2.5 Common Mistakes in Data Science
Data science projects can go wrong at different stages in many ways. Most textbooks and online blogs focus on technical mistakes about machine learning models, algorithms, or theories, such as detecting outliers and overfitting. It is important to avoid these technical mistakes. However, there are common systematic mistakes across data science projects that are rarely discussed in textbooks. In this section, we describe these common mistakes in detail so that readers can proactively identify and avoid these systematic mistakes in their data science projects.
2.5.1 Problem Formulation Stage
The most challenging part of a data science project is problem formulation. Data science project stems from pain points of the business. The draft version of the project’s goal is relatively vague without much quantification or is the gut feeling of the leadership team. Often there are multiple teams involved in the initial project formulation stage, and they have different views. It is easy to have misalignment across teams, such as resource allocation, milestone deliverable, and timeline. Data science team members with technical backgrounds sometimes are not even invited to the initial discussion at the problem formulation stage. It sounds ridiculous, but sadly true that a lot of resources are spent on solving the wrong problem, the number one systematic common mistake in data science. Formulating a business problem into the right data science project requires an in-depth understanding of the business context, data availability and quality, computation infrastructure, and methodology to leverage the data to quantify business value.
We see people over-promise about business value all the time, another common mistake that will fail the project at the beginning. With big data and machine learning hype, leaders across many industries often have unrealistic high expectations on data science. It is especially true during enterprise transformation when there is a strong push to adopt new technology to get value out of the data. The unrealistic expectations are based on assumptions that are way off the chart without checking the data availability, data quality, computation resource, and current best practices in the field. Even when there is some exploratory analysis by the data science team at the problem formulation stage, project leaders sometimes ignore their data-driven voice.
These two systematic mistakes undermine the organization’s data science strategy. The higher the expectation, the bigger the disappointment when the project cannot deliver business value. Data and business context are essential to formulate the business problem and set reachable business value. It helps avoid mistakes by having a strong data science leader with a broad technical background and letting data scientists coordinate and drive the problem formulation and set realistic goals based on data and business context.
2.5.2 Project Planning Stage
Now suppose the data science project is formulated correctly with a reasonable expectation on the business value. The next step is to plan the project by allocating resources, setting up milestones and timelines, and defining deliverables. In most cases, project managers coordinate different teams involved in the project and use agile project management tools similar to those in software development. Unfortunately, the project management team may not have experience with data science projects and hence fail to account for the uncertainties at the planning stage. The fundamental difference between data science projects and other projects leads to another common mistake: too optimistic about the timeline. For example, data exploratory and data preparation may take 60% to 80% of the total time for a given data science project, but people often don’t realize that.

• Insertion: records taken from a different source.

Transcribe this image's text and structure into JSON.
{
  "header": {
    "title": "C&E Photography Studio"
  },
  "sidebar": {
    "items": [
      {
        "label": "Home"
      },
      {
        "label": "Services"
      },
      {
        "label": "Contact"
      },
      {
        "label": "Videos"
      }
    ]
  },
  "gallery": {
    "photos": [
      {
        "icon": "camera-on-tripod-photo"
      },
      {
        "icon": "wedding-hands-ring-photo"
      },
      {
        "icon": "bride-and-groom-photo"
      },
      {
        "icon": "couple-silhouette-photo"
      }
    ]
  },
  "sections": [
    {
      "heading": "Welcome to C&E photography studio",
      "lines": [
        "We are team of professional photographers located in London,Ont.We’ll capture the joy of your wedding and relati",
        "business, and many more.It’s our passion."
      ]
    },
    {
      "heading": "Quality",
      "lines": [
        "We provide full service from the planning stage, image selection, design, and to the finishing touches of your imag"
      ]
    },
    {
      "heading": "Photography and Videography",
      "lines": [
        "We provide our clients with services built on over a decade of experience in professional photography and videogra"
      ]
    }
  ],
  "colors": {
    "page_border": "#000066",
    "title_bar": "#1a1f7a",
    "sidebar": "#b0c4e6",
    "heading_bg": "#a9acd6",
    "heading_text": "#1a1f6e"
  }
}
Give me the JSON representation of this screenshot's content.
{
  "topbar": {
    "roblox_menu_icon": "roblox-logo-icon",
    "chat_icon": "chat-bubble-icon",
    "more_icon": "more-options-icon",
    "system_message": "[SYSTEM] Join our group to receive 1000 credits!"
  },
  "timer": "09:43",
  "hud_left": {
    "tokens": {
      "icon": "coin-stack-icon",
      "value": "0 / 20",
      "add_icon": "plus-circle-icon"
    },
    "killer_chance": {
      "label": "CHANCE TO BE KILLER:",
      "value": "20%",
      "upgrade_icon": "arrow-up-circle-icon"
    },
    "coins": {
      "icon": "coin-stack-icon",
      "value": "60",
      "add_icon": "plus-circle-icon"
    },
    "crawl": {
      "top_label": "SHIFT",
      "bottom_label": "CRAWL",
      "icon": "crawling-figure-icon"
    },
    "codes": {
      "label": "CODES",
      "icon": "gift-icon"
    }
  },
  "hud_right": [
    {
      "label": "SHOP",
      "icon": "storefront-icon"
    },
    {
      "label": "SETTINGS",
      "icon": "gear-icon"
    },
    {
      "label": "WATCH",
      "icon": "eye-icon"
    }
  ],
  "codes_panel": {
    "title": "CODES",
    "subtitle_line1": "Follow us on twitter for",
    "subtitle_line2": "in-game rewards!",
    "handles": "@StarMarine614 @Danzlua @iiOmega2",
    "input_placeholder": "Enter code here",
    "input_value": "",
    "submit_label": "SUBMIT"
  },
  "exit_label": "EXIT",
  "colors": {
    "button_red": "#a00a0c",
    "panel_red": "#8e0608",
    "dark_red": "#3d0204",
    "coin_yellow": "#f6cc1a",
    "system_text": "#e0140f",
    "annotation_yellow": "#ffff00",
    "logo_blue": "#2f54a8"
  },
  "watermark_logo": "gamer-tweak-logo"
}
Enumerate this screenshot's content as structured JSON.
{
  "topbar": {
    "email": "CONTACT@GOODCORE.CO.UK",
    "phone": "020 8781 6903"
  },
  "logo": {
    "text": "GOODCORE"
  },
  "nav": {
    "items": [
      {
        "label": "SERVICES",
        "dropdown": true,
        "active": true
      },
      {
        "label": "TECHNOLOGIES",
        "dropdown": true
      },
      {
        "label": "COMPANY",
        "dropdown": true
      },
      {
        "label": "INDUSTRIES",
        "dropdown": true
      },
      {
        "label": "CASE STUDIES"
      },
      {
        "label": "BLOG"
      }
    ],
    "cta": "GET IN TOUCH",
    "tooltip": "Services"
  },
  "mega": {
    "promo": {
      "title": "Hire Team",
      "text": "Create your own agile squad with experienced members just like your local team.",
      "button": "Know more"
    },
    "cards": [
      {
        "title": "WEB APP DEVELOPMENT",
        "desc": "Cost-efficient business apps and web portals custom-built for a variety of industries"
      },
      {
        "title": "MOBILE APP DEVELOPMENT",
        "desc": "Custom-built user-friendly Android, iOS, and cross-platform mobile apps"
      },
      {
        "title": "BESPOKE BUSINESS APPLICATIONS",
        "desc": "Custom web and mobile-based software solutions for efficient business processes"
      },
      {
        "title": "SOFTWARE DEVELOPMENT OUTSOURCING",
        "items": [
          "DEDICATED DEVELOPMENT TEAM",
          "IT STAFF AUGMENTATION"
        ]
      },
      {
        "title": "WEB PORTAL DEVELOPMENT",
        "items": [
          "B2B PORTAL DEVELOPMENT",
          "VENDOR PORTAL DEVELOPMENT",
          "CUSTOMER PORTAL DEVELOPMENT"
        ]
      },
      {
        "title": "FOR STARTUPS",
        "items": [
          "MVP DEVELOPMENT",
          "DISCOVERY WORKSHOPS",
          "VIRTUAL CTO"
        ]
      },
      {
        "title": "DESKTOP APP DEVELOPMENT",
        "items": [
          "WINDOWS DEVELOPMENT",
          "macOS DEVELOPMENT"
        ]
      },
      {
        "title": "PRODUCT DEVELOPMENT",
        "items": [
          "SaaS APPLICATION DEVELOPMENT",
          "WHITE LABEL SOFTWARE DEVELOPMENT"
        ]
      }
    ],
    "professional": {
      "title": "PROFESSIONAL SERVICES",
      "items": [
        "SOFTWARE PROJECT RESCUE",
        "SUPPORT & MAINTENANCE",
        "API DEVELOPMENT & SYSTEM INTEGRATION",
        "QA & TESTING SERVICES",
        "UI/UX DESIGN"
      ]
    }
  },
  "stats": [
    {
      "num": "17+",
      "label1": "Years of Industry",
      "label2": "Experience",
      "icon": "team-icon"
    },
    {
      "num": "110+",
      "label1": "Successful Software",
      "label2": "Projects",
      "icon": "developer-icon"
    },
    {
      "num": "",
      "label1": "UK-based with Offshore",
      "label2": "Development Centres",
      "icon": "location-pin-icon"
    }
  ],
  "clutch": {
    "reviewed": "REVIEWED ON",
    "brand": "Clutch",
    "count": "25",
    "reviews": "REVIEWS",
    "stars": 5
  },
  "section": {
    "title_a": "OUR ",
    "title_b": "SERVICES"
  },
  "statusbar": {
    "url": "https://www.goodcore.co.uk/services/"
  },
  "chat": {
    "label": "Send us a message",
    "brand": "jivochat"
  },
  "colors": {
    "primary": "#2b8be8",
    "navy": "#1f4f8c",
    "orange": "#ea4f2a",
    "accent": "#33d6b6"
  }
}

When there are a lot of data already collected across the organization, people assume we have enough data for everything. It leads to the mistake: too optimistic about data availability and quality. We need not “big data,” but data that can help us solve the problem. The data available may be of low quality, and we need to put substantial effort into cleaning the data before we can use it. There are “unexpected” efforts to bring the right and relevant data for a specific data science project. To ensure smooth delivery of data science projects, we need to account for the “unexpected” work at the planning stage. Data scientists all know data preprocessing and feature engineering is usually the most time-consuming part of a data science project. However, people outside data science are not aware of it, and we need to educate other team members and the leadership team.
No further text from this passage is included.